尤も、口切の茶事に招かれたことも、招いたことも有りませんが…。

「口切の茶事」では、茶師から届けられた茶壷の封を切り、亭主(客人を招く主)自ら臼で挽いて新茶を供する習いになっていますが、現代では茶舗の石臼で挽いた抹茶が使われることが多く、圧倒的に美味しいと思います。

昔は、抹茶はお店で買えるようなものではなく、自分で挽くしかなかったと云いますから、「口切の茶事」は昔の作法を今に伝えていることになります。
現在では、家元、そして余程の数寄者に限られた茶事において受け継がれているように思います。

裏千家では、小習事の中に「壺荘」があります。
茶壷の緒の結びとしては、正面は長緒で真の結びを、客付は乳緒で行の結びを、勝手付は乳緒で草の結びを、それぞれほどこすというものです。

中立の間に、壺の緒を結ぶことになっているようですが、慣れれば難しくはないと思います。
私はと云えば、『茶の結び緒』(淡交社)を傍らにおいて結びに挑戦というレベルです…。
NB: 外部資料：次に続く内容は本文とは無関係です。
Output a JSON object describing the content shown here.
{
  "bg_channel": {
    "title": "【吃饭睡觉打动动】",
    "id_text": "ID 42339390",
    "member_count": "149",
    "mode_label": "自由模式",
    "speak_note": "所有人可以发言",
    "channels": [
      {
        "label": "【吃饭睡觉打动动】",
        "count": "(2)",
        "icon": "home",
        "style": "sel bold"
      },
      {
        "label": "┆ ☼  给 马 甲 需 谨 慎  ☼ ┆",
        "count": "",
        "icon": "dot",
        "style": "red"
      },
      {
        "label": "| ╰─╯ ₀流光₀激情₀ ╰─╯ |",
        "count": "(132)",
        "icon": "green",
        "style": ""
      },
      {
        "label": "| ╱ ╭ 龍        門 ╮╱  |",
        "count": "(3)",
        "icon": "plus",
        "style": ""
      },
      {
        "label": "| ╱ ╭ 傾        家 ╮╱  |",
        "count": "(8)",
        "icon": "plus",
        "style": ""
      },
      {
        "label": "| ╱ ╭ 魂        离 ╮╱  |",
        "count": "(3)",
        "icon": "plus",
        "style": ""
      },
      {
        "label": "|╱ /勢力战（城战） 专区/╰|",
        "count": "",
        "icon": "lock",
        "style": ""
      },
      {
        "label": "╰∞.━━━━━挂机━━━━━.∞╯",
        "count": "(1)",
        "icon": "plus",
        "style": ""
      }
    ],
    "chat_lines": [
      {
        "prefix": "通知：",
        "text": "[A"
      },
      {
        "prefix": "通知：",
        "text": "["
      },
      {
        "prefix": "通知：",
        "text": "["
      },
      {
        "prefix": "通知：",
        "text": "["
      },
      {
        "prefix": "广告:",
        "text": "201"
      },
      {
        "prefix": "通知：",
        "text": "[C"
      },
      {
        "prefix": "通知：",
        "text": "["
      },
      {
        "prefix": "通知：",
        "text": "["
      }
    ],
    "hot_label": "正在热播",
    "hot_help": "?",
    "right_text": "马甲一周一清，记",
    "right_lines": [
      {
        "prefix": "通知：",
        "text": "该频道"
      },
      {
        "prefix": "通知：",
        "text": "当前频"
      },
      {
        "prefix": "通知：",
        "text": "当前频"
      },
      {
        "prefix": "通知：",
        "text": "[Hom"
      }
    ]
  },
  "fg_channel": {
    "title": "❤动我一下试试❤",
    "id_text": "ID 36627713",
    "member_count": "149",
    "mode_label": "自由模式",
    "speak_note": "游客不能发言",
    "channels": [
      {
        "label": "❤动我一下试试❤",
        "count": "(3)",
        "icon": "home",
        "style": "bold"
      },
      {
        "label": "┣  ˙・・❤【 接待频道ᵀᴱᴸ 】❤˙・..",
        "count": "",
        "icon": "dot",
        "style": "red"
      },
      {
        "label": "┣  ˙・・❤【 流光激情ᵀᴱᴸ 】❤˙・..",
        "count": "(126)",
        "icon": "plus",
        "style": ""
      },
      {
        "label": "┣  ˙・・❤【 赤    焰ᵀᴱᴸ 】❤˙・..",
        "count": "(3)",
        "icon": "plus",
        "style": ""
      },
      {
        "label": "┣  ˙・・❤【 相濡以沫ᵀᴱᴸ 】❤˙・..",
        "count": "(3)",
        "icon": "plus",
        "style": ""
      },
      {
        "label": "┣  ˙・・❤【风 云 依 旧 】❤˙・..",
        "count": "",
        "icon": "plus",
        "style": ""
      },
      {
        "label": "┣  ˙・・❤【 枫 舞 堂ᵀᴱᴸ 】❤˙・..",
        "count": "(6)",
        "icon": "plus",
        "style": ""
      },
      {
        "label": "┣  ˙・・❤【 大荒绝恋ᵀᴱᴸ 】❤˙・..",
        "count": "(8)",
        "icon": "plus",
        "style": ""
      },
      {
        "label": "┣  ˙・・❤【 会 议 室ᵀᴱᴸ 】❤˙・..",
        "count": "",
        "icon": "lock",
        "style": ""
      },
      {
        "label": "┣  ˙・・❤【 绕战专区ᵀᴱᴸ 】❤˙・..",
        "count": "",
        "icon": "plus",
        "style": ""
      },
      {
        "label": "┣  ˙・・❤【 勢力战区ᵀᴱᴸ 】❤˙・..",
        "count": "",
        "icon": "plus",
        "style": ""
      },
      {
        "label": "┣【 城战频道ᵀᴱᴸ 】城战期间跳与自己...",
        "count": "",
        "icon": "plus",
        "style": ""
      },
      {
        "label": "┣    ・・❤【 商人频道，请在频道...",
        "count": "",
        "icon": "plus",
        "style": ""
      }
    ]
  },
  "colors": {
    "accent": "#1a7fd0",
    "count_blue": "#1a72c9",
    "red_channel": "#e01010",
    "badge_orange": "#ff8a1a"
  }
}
ところで、今年は11日が旧暦十月(亥の月)最初の亥の日でした。
無病息災・子孫繁栄を願って「亥の子餅」を食すのが古くからの習いとなっています。

茶の湯では「炉開き」の日とされています。
この日は炉に火を入れて釜の湯を沸かしますが、火にまつわる事故が起きないように、火を鎮める火伏(ひぶせ)の事物・伝承をいろいろ紐づけて、亥の日の「炉開き」となっているようです。

十二支の「亥」は猪とされています。
京都・愛宕(あたご)神社は火伏の神として知られていますが、「火迺要慎」の阿多古祀符のご利益は絶大です…。(^^)

その愛宕神社の神様のお使いは猪と云われています。
謂れは、創建した和気清麻呂が猪に助けられたという故事からとか、神社が京都の亥の方角にあるからとか、陰陽五行の「水」性を亥が象っているからとか(多少のずれは気にせずに)、いろいろあるようです…。

水を象る八卦の坎(カン)が裏千家流では風炉の灰型に、志野流香道では火取り香炉の灰に刻まれる習いがあります。
火伏の願いが込められていると思われます。

京都では、今でも炬燵やストーブの火は旧暦十月(亥の月)最初の亥の日としている処があるように聞いています。